Amazon wants to change that and dispense drugs alongside its hundreds of millions of other wares. Would this be a good thing for consumers and the health care system?

The biggest online retailer’s entry into this market may lead to efficiency gains, but the cost would be dear in terms of further severing the link between patients and actual pharmacists. Research, including my own, shows that patients need more face-to-face time with pharmacists, not less.

Brief history of pharmacies

Pharmacies (or apothecaries, as they were once known) have existed since antiquity. The first retail pharmacy began in Philadelphia in 1729. Back then, pharmacists not only dispensed medications to patients (without a prescription) but diagnosed diseases and handcrafted drugs.

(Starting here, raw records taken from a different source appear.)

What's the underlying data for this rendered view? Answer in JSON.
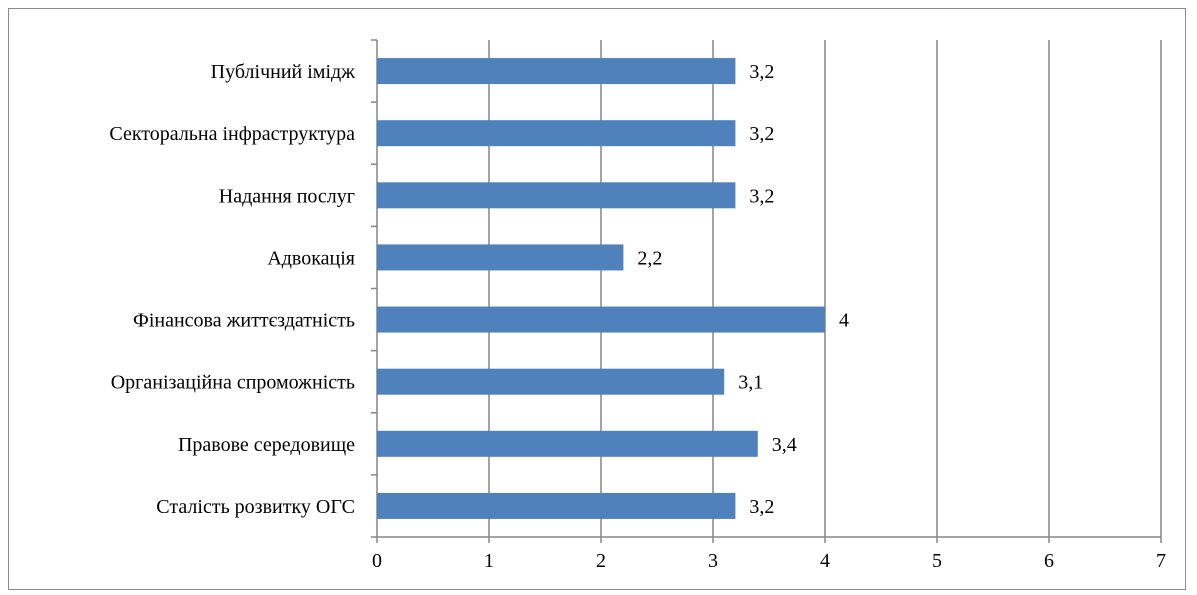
{
  "chart_data": {
    "type": "bar",
    "orientation": "horizontal",
    "categories": [
      "Сталість розвитку ОГС",
      "Правове середовище",
      "Організаційна спроможність",
      "Фінансова життєздатність",
      "Адвокація",
      "Надання послуг",
      "Секторальна інфраструктура",
      "Публічний імідж"
    ],
    "values": [
      3.2,
      3.4,
      3.1,
      4,
      2.2,
      3.2,
      3.2,
      3.2
    ],
    "data_labels": [
      "3,2",
      "3,4",
      "3,1",
      "4",
      "2,2",
      "3,2",
      "3,2",
      "3,2"
    ],
    "xlim": [
      0,
      7
    ],
    "x_ticks": [
      "0",
      "1",
      "2",
      "3",
      "4",
      "5",
      "6",
      "7"
    ],
    "grid": "vertical major gridlines",
    "bar_color": "#4f81bd",
    "gridline_color": "#868686",
    "title": "",
    "xlabel": "",
    "ylabel": ""
  }
}
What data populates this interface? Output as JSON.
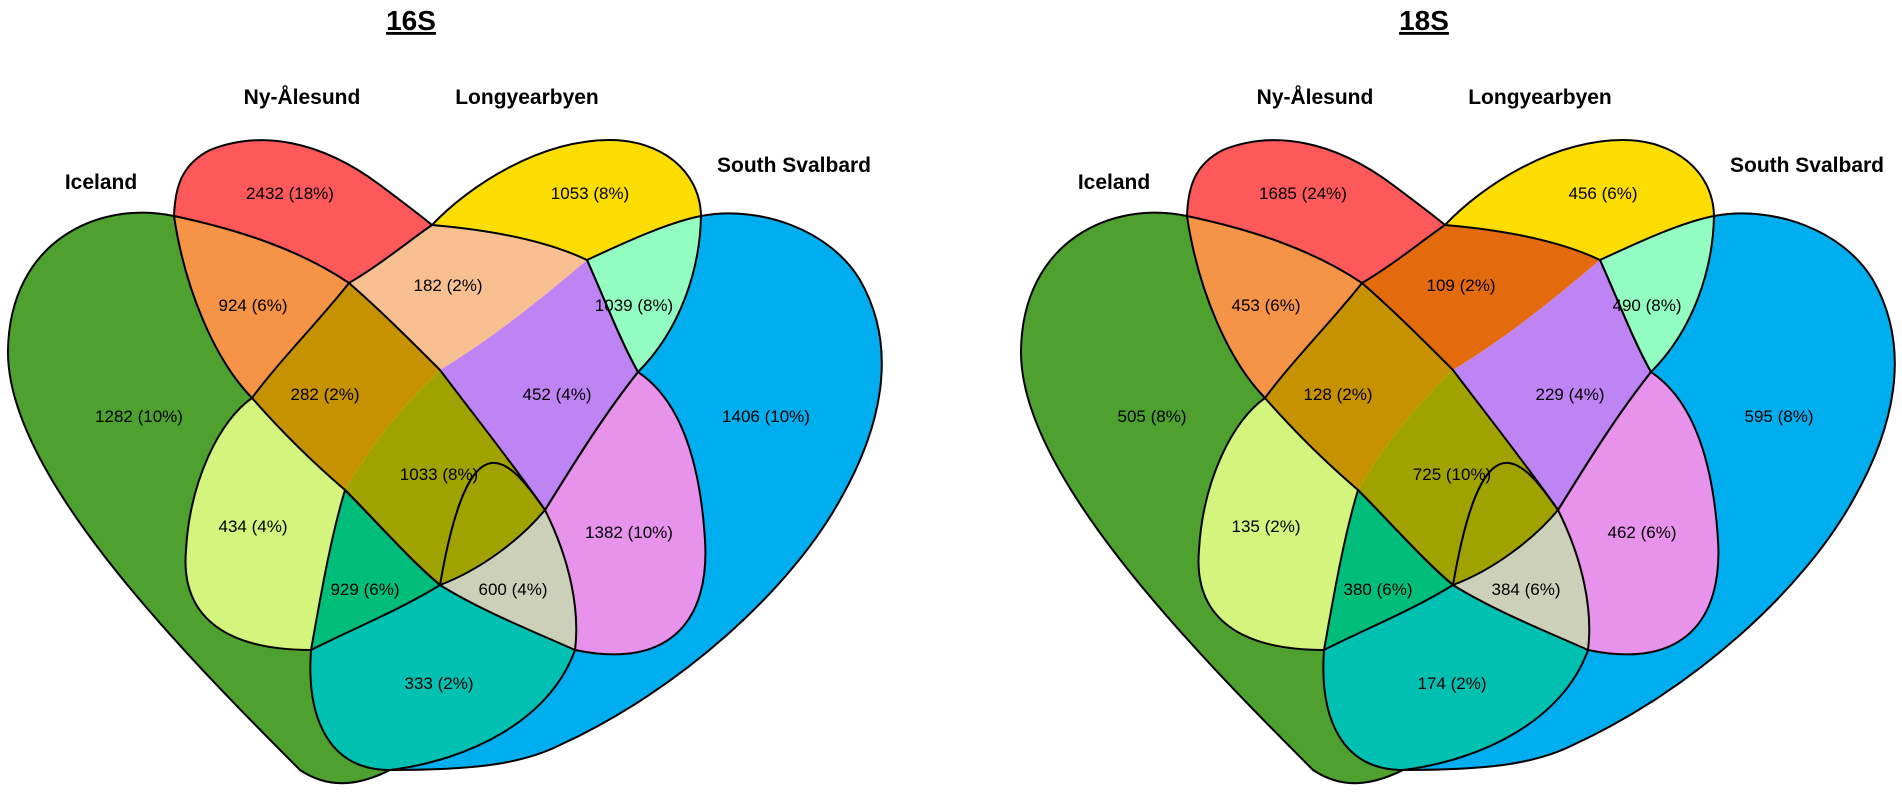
{
  "panels": [
    {
      "title": "16S",
      "sets": [
        "Iceland",
        "Ny-Ålesund",
        "Longyearbyen",
        "South Svalbard"
      ],
      "regions": {
        "I": "1282 (10%)",
        "N": "2432 (18%)",
        "L": "1053 (8%)",
        "S": "1406 (10%)",
        "IN": "924 (6%)",
        "NL": "182 (2%)",
        "LS": "1039 (8%)",
        "INL": "282 (2%)",
        "NLS": "452 (4%)",
        "INLS": "1033 (8%)",
        "IL": "434 (4%)",
        "NS": "1382 (10%)",
        "ILS": "929 (6%)",
        "INS": "600 (4%)",
        "IS": "333 (2%)"
      }
    },
    {
      "title": "18S",
      "sets": [
        "Iceland",
        "Ny-Ålesund",
        "Longyearbyen",
        "South Svalbard"
      ],
      "regions": {
        "I": "505 (8%)",
        "N": "1685 (24%)",
        "L": "456 (6%)",
        "S": "595 (8%)",
        "IN": "453 (6%)",
        "NL": "109 (2%)",
        "LS": "490 (8%)",
        "INL": "128 (2%)",
        "NLS": "229 (4%)",
        "INLS": "725 (10%)",
        "IL": "135 (2%)",
        "NS": "462 (6%)",
        "ILS": "380 (6%)",
        "INS": "384 (6%)",
        "IS": "174 (2%)"
      }
    }
  ],
  "colors": {
    "Iceland": "#4ea02f",
    "Ny-Ålesund": "#fd585a",
    "Longyearbyen": "#fbdd00",
    "South Svalbard": "#00adef",
    "IN": "#f59446",
    "NL_16S": "#f8bf91",
    "NL_18S": "#e46a0e",
    "LS": "#93fdc1",
    "INL": "#c79200",
    "NLS": "#bf84f4",
    "INLS": "#a0a200",
    "IL": "#d3f57d",
    "NS": "#e793ec",
    "ILS": "#00bd7b",
    "INS": "#ccd0b8",
    "IS": "#00c1b1"
  }
}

In 1951, Congress passed the Federal Food, Drug and Cosmetic Act, which prohibited pharmacists from dispensing FDA-approved drugs without a valid prescription.

Mail-order pharmacies harnessing the raw efficiency of mass-filling prescriptions began to boom in the 1980s. In 2013, about 39 percent of customers said they refilled their prescription by mail order, up from an estimated 6 percent in 1990.

Clearly it costs less per unit of labor for prescriptions to be filled in a centralized facility with industrial pill counting technology and with auto-refills of medication than when prescriptions are filled manually in the store by a local pharmacist triggered by a patient calling the pharmacy.

Consumers say they like the convenience of mail-order pharmacies, which is likely one of the reasons Amazon is getting serious about entering the $450 billion market for prescription drugs.

Amazon might be able to enhance the user experience, as well as make the process even more efficient, but there’s a cost.

Drugs aren’t socks

What is missing from the discussion is that prescription drugs are not socks or refrigerators. When consumers take drugs, they become patients, not just customers.

While prescription drugs hold the promise of preventing disease and treating symptoms, they can maim or even kill if not used correctly.

In 1993, for example, medication-related errors led to about 7,400 deaths, more than double the number of fatalities in 1983, according to a review of death certifications. Unfortunately, they’re the latest data available, but most likely the number is higher today.

A key reason for these errors seems to be a lack of communication. A 2003 report noted that better communication among physicians, pharmacists and nurses could prevent 86 percent of the most serious medication errors, which suggests shifting more drug dispensation to a centralized facility from local pharmacies would worsen the problem.